Thousands of Indian bank transfer records were found online

Revealing data spill from a cloud server that is not guaranteed to hundreds of thousands of sensitive bank transfer documents in India, revealing the numbers of accounts, transactions numbers and details of communication with individuals.

Researchers at Cyblessecacity discovered Upguard in late August a possible storage server by Amazon, which contains 273,000 PDF documents related to bank transfers for Indian customers.

The exposed files contained complete transaction models dedicated to processing across the National Clearing House, or Nach, a Central system Banks use them in India to facilitate large -sized repeated transactions, such as salaries, loan payment and utilities payments.

The researchers told Techcrunch: The data has been linked to at least 38 banks and financial institutions.

It is not clear why the data was left publicly exposed and available to the Internet, although security lapses of this type are not uncommon due to poor formation and human error.

But it is still unclear who caused the data leakage that he obtained, and it is eventually responsible for alerting those who have been exposed to their personal data.

The data has been secured, but no one accepts the blame

in Blog post In detail the results, researchers at Upguard said that among a sample of 55,000 documents, more than half of the files mentioned the name of the Indian lender Aye financingThat was I submitted for the public subscription of $ 171 million last year. The state -owned Indian Bank of State was the next institution that appears to be hesitant in the sample documents, according to researchers.

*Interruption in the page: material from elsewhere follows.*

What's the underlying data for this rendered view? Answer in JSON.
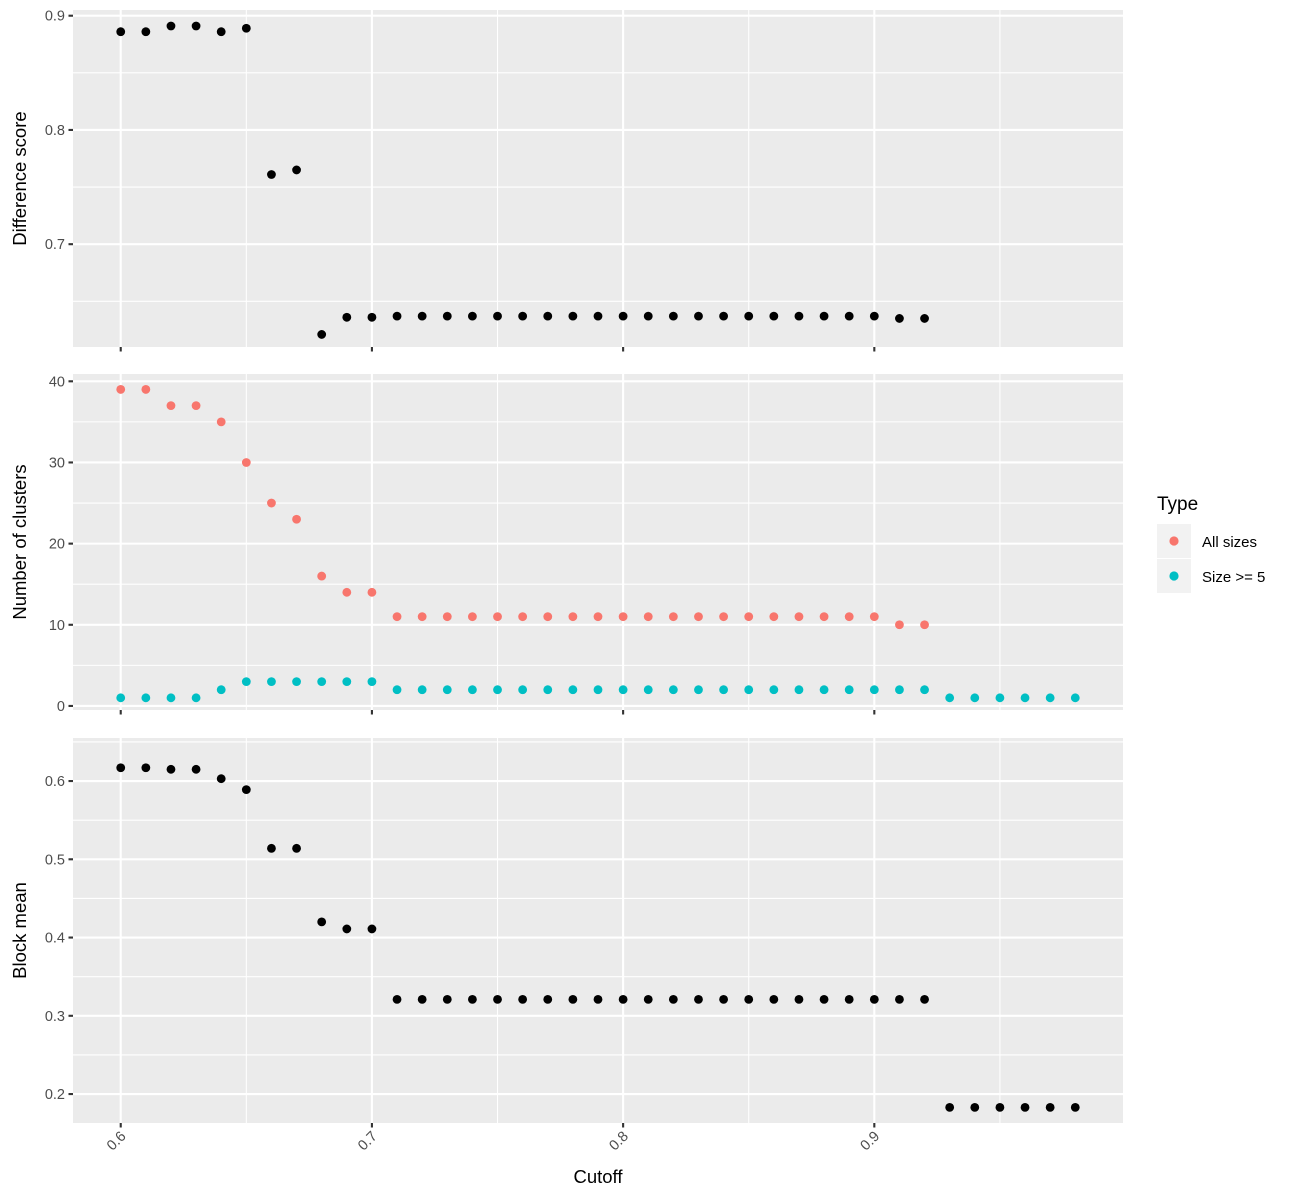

After discovering the open data, the researchers at Upeguard Aye Finance informed the email addresses of its companies and customer service and grievance. The researchers also alerted the National Payments Foundation in India, or NPCI, the governmental body responsible for the NACH administration.

By early September, the researchers said the data is still exposed and that thousands of files were added to the open servant daily.

Upguard said it alerted the response team to India, Cert-in. Soon after, the open data was secured, according to Techcrunch.

But it seems that no one wants to take responsibility for the security break.

When it was reached for the comment, NPCI ANKUR Dahiya Techcrunch told the open data that did not come from its systems.

The spokesman said in an e -mail sent to Techcrunch:

Aye Finance, founder and executive director of Aye Finance, Sanjay Sharma, did not respond to a comment from Techcrunch. Also, the State Bank in India did not respond to the request.